Sur ces questions de programme, mais peut-être pas spécifiquement pour vous, que pensez-vous de ce schéma, assez redondant, mais peut-être aussi très efficace : ouverture, concerto, symphonie.
Effectivement c’est difficile d’en sortir, mais je suis convaincu qu’il faut réfléchir à d’autres formes de programme. Lors du festival Musika Toulouse, il y a quelques années, j’avais justement monté des programmes avec des concerts sans pause et avec des liens entre les pièces. Il n’y avait pas d’applaudissements, c’était comme un voyage, ce qui me permettait d’avoir à l’intérieur de chaque programme une couleur différente, mais aussi avec des contrastes importants, avec des pièces très contemporaines ou très anciennes. Mais toujours, en veillant à créer un concert harmonieux. Dans le domaine du symphonique, je vais y aller petit à petit. On a plusieurs challenges quand on commence un projet, notamment un projet d’orchestre de jeunes. Pour cette raison, j’utilise des oeuvres un peu phares, majeures, parce qu’il faut qu’il y ait un enthousiasme fort pour ces jeunes, une expérience qu’ils n’ont pas l’occasion, à leur âge, d’avoir tous les jours.
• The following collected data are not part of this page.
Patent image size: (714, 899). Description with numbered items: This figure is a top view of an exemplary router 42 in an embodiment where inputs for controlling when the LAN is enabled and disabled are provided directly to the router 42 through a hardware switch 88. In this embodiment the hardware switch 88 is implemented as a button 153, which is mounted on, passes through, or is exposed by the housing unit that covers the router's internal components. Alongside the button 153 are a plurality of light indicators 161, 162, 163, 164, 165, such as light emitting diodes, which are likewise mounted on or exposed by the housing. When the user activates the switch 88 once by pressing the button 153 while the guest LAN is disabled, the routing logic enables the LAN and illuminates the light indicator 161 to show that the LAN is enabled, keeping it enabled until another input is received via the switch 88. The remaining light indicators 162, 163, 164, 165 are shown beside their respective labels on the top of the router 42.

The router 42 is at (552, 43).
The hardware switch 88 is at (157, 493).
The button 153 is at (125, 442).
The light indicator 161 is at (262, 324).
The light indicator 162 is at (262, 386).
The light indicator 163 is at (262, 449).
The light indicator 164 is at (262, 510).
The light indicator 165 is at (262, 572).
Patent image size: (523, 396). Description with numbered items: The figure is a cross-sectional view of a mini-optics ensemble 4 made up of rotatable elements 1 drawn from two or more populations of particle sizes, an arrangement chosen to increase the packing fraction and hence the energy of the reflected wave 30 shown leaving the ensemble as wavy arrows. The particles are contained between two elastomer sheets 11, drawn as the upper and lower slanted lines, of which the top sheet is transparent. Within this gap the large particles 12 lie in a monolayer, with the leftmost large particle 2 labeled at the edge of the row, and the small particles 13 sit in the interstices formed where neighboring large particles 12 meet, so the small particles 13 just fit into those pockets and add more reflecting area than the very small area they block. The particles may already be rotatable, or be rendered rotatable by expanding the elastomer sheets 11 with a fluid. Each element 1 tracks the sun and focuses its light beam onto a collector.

Mais je suis convaincu que la musique classique reste trop figée. On manque de variété dans les orchestres, en règle générale. On a toujours ce concerto, cette ouverture, cette symphonie. On a peur de prendre des risques, surtout de la part des organisateurs qui ont peur que le public ne vienne pas. Je pense que là on a besoin de beaucoup de curiosité, d’inventivité dans le futur.
Suite à votre concert avec l’ONCT, sur ce format des Happy Hour justement, vous avez eu de bons échos ?
Le Happy Hour c’est une idée formidable : le concert n’est pas trop long où on a bien vu, la dernière fois, un public qui généralement n’a pas l’habitude de venir au concert. Et ça, pour un musicien, c’est le rêve. On a besoin de s’exprimer pour tout le monde, pas forcément pour un public averti. L’année dernière avec Musika, j’avais dit aux jeunes musiciens : “allez dans votre lycée, ramenez des amis qui ne viennent pas, qui ne sont pas habitués à la musique classique. C’est votre rôle d’aller les convaincre.” Résultat on a eu plein de jeunes qui sont venus au concert. Et du coup il y avait un élan ! On a fait la quatrième de Mahler et le concerto de Schumann avec Gautier Capuçon. Il y avait un mélange dans la salle qui donnait une énergie. J’ai eu plein de retours de jeunes qui me disaient : « ah oui mais on ne pensait pas que c’était ça, on pensait que c’était chiant ». Le fait que ce soient des jeunes sur scène, ça crée un rapprochement.
Encore un clivage à briser.
Oui, c’est ça notre rôle. C’est notre rôle mais c’est plus facile à dire qu’à faire. Beaucoup de monde essaie de modifier les choses. Mais ceux qui sont vraiment à même de de faire, et partant qui ont cette responsabilité, c’est ceux qui ont entre 16 et 25 ans, qui vont rentrer là-dedans. Eux-mêmes ne doivent pas attendre – parce que souvent on forme des musiciens classiques qui attendent que ça leur tombe dans la bouche. Ils doivent être responsables de ce partage. Et je ne pense pas que les musiciens classiques soient des gens fermés. On est des gens ouverts. J’ai grandi avec toutes les musiques, avec internet : j’ai écouté du rock, de la pop, du jazz, les musiques traditionnelles de divers pays. Ça a été un affranchissement même en tant que musicien classique. Par contre, dans l’autre sens, c’est plus compliqué. Et c’est là que les jeunes doivent aussi savoir partager leur passion.